ESP Workload Automation

  • 1.  Any ideas for checking an event for suspension and providing an alert?

    Posted Feb 24, 2017 08:42 PM

    Hello folks. Does anyone know of a solution that will check a specific ESP event (identified as "critical" by the business) and provide an alert if it has been suspended? Use cases: An application has requested to suspend one their events due to a large application release. After the smoke has cleared, the application missed the step to re-activate the event. After several days, it was revealed, through a customer channel, that data was not being transmitted. Or, Operations suspended the wrong event or missed turning an event back on.



  • 2.  Re: Any ideas for checking an event for suspension and providing an alert?
    Best Answer

    Posted Feb 27, 2017 10:04 AM

    You could use the LIST command to display event information.

    Note: When you issue the LIST command from page mode, you must use the abbreviated form of the LIST command (L).

     

    You could do this for a specific event or all events "-"

    An example from my Development system.

     

    L LEVEL(<PREFIX>.-)                    

    <PREFIX>.EVENT1            IS SUSPENDED      

    <PREFIX>.EVENT2            REQUIRES TRIGGER  

    <PREFIX>.EVENT3            NEXT DUE AT 07.58.00 ON TUE FEB 28TH, 2017

     

    In the example above I used the hyphen to get many events,  You could do that or just the specific event you are looking for.

    You could create a REXX program that send the L LEVEL(<PREFIX>.-) command to ESP and check for SUSPENED.  Call the REXX program from a JCL Program that is an ESP Job that is scheduled at your desired interval. 

    Does that sound like something that would provide what you need?



  • 3.  Re: Any ideas for checking an event for suspension and providing an alert?

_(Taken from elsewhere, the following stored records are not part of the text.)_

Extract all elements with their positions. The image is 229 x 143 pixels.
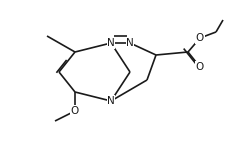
Text: N: N bbox=[107, 38, 114, 48]
Text: N: N bbox=[107, 96, 114, 106]
Text: O: O bbox=[195, 62, 203, 72]
Text: O: O bbox=[71, 106, 79, 116]
Text: O: O bbox=[195, 33, 203, 43]
Text: N: N bbox=[125, 38, 133, 48]
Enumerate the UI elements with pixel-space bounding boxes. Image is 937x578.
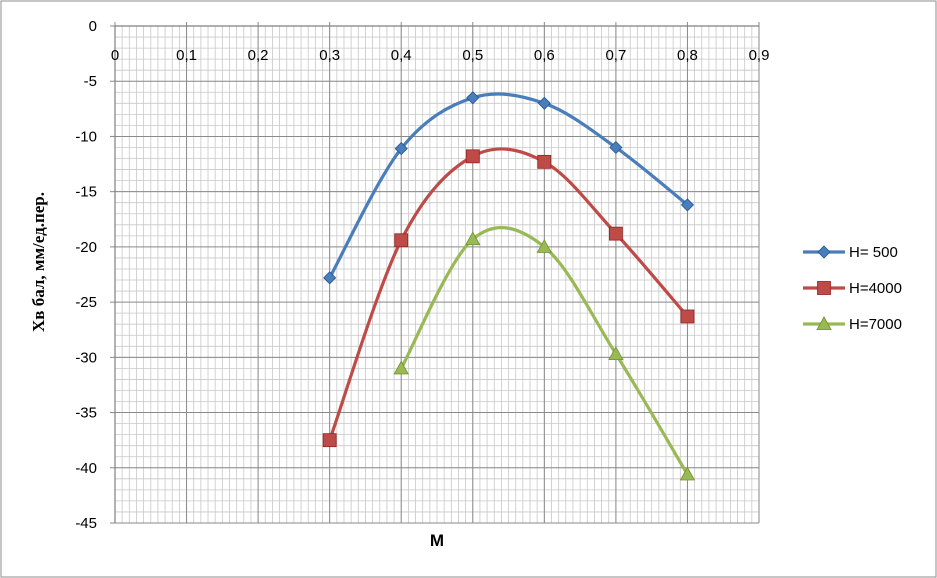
data-point	[394, 233, 409, 248]
data-point	[537, 154, 552, 169]
legend-label: H= 500	[849, 244, 898, 261]
x-axis-title: M	[430, 531, 444, 550]
series-line	[328, 92, 690, 280]
y-tick-label: -10	[75, 128, 97, 145]
legend-entry: H=7000	[803, 316, 902, 333]
data-point	[608, 346, 624, 361]
y-axis-title: Хв бал, мм/ед.пер.	[29, 192, 48, 332]
x-tick-label: 0,6	[534, 47, 555, 64]
data-point	[323, 271, 337, 285]
x-tick-label: 0,3	[319, 47, 340, 64]
data-point	[679, 466, 696, 481]
x-tick-label: 0,8	[677, 47, 698, 64]
data-point	[465, 231, 481, 246]
y-tick-label: -15	[75, 184, 97, 201]
data-point	[536, 239, 553, 253]
x-tick-label: 0,9	[749, 47, 770, 64]
series-layer	[322, 91, 696, 481]
x-tick-label: 0,4	[391, 47, 412, 64]
data-point	[680, 309, 695, 324]
data-point	[466, 91, 480, 105]
data-point	[680, 198, 695, 212]
x-tick-label: 0,2	[248, 47, 269, 64]
y-tick-label: -35	[75, 405, 97, 422]
y-tick-label: -30	[75, 349, 97, 366]
data-point	[393, 360, 409, 375]
series-3	[393, 226, 696, 481]
legend-label: H=4000	[849, 280, 902, 297]
x-tick-label: 0,7	[605, 47, 626, 64]
legend-entry: H=4000	[803, 280, 902, 297]
legend-marker	[817, 245, 831, 259]
y-tick-label: -25	[75, 294, 97, 311]
data-point	[394, 142, 408, 156]
legend-entry: H= 500	[803, 244, 898, 261]
x-tick-labels: 0 0,1 0,2 0,3 0,4 0,5 0,6 0,7 0,8 0,9	[111, 47, 770, 64]
series-2	[322, 147, 695, 448]
data-point	[465, 149, 480, 164]
y-tick-label: -20	[75, 239, 97, 256]
y-tick-label: -45	[75, 515, 97, 532]
x-tick-label: 0,1	[176, 47, 197, 64]
y-tick-label: -40	[75, 460, 97, 477]
y-tick-label: -5	[84, 73, 97, 90]
legend-marker	[816, 316, 832, 331]
data-point	[322, 433, 337, 448]
x-tick-label: 0,5	[462, 47, 483, 64]
legend: H= 500 H=4000 H=7000	[803, 244, 902, 333]
data-point	[608, 226, 623, 241]
axes	[110, 22, 760, 524]
data-point	[609, 140, 623, 155]
series-1	[323, 91, 695, 285]
legend-label: H=7000	[849, 316, 902, 333]
y-tick-label: 0	[89, 18, 97, 35]
y-tick-labels: 0 -5 -10 -15 -20 -25 -30 -35 -40 -45	[75, 18, 97, 532]
x-tick-label: 0	[111, 47, 119, 64]
legend-marker	[817, 281, 831, 295]
data-point	[537, 96, 551, 110]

    Posted Feb 27, 2017 04:39 PM

    Hi Rick,

     

    I like your idea and I believe we may have function like that provided by our product support team. The missing link is identifying which events are considered "critical" so that an action can be taken without having a manual review. It sounds like another process is needed to scrub down the LIST results and bump them against a control member that contains the critical list. A concern here is by having a list means that it would need an owner and to be maintained.

     

    A tentative solution that I'm kicking around:

     

    1. In each "critical" event, insert a self-completing task (SCT) in the triggered APPL. The task would simply execute at a specific time. Could be right after generation load or 2 hours before execution.

     

    2. Create a new event and APPL that defines a self-completing task for each "critical" event uses the above task an external job dependency. I could then use the DUEOUT sensor to flag a suspended event an dispatch an alert. Another thought is replace the externals with resources and basically flip the resource on (using the above method), checking it for availability and then resetting it back to off for the next generation load. I would able to use DUEOUT for this method as well.

     

    It's not 100% fool proof, but I think it covers the 80/20 rule.

     

    Thoughts?



  • 4.  Re: Any ideas for checking an event for suspension and providing an alert?

    Posted Feb 28, 2017 08:15 AM

    The issues I see are

    • If the event is not identified as critical you will not report on it
    • Maintenance of the list

     

    Maybe it would be better to report on all suspend events.

    • Schedule a job at defined intervals to do L LEVEL(<PREFIX>.-) and write the output to a dataset
    • The next run of the job would compare the before and after datasets for the differences, Suspended events would be reported. In my environment we have SuperC and I created a JCL with PGM=ISRSUPC,PARM=('DELTAL,LINECMP' when needing to compare datasets

     

    This method would be self-maintaining not requiring Application group to inform you of what is critical. 


    The list of suspended events would need to be researched by Operations/Application owner.

     

    In a Production environment shouldn't all events be in a non-suspended state?